Online testing is underway in most California schools, but apparently most parents don’t know anything about the new assessments.
A Public Policy Institute of California survey released April 22 found that 55 percent of parents say they have heard nothing about the state’s new Smarter Balanced Assessment System. The computer-based test, which is aligned to the Common Core State Standards, replaced California’s standardized paper-and-pencil tests. Only 8 percent of parents surveyed reported that they heard a lot about the new assessments, according to a news release.
The San Francisco-based Public Policy Institute of California surveyed 1,706 California residents, including 355 public school parents, in early April by phone. The margin of error for all adult respondents is 3.7 percent. The survey also found that Californians aren’t informed about the state’s new school funding formula.
California parents’ common-core competency is weak as well, with almost a third saying they’ve heard anything at all about the standards, while 43 percent have heard “a little.”
“Local schools need to do a better job of keeping parents informed as the state implements the new English and math standards,” Mark Baldassare, the president and chief executive officer of the Public Policy Institute of California, said in a release.
While it may be somewhat predictable that parents have been left in the dark about the state assessments, their optimism about what the tests and the common-core standards can achieve and how prepared school districts are to implement these changes is worth noting.
The survey found that despite growing criticism about the technological capacity of school districts to handle administering the computer-based tests, a majority of public school parents (71 percent) were either very confident or somewhat confident that their schools were up to the challenge.
Despite reports from other states to the contrary, most California public school parents also are pretty confident that their children will do well on the new assessments with 71 percent predicting that the scores will either be higher or about the same.
(Maybe that confidence in California students’ testing abilities explains why so few respondents believe that there is excessive amounts of testing in their local schools—24 percent in elementary and middle schools and 22 percent in high schools.)
More than half of those surveyed believe that implementing the common core will fulfill at least two promises: to make students more college- and career-ready and help students develop critical-thinking and problem-solving skills. Most public school parents (71 percent) believe those goals are achievable.
That doesn’t mean Californians are worry-free when it comes to the common core. The survey found that most Californians, including public school parents, are very or somewhat concerned about teachers’ readiness to instruct children using the standards.

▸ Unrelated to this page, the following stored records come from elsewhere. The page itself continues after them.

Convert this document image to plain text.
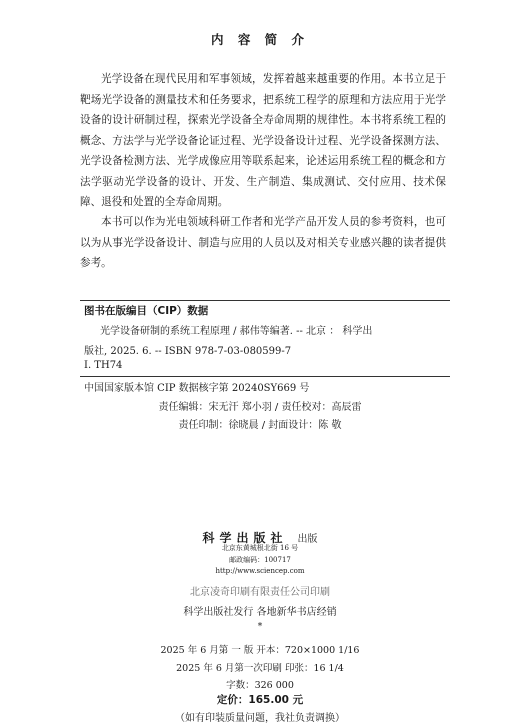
内 容 简 介
光学设备在现代民用和军事领域，发挥着越来越重要的作用。本书立足于靶场光学设备的测量技术和任务要求，把系统工程学的原理和方法应用于光学设备的设计研制过程，探索光学设备全寿命周期的规律性。本书将系统工程的概念、方法学与光学设备论证过程、光学设备设计过程、光学设备探测方法、光学设备检测方法、光学成像应用等联系起来，论述运用系统工程的概念和方法学驱动光学设备的设计、开发、生产制造、集成测试、交付应用、技术保障、退役和处置的全寿命周期。
本书可以作为光电领域科研工作者和光学产品开发人员的参考资料，也可以为从事光学设备设计、制造与应用的人员以及对相关专业感兴趣的读者提供参考。
图书在版编目（CIP）数据
光学设备研制的系统工程原理 / 郝伟等编著. -- 北京 ： 科学出
版社, 2025. 6. -- ISBN 978-7-03-080599-7
Ⅰ. TH74
中国国家版本馆 CIP 数据核字第 20240SY669 号
责任编辑：宋无汗 郑小羽 / 责任校对：高辰雷
责任印制：徐晓晨 / 封面设计：陈 敬
科学出版社 出版
北京东黄城根北街 16 号
邮政编码：100717
http://www.sciencep.com
北京凌奇印刷有限责任公司印刷
科学出版社发行 各地新华书店经销
*
2025 年 6 月第 一 版 开本：720×1000 1/16
2025 年 6 月第一次印刷 印张：16 1/4
字数：326 000
定价：165.00 元
（如有印装质量问题，我社负责调换）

Meanwhile, California’s new school funding system—the Local Control Funding Formula—remains a mystery to most in the state. The survey found that 75 percent of adults had no knowledge about the funding system.
And although the new school financing system requires parents’ input to develop a Local Control Accountability Plan to identify funding priorities, more than half of the parents surveyed say they received no information requesting their involvement. Interestingly, low-income parents (51 percent) were more likely than those parents with higher incomes (37 percent) to indicate that their school or district gave them information about the plan.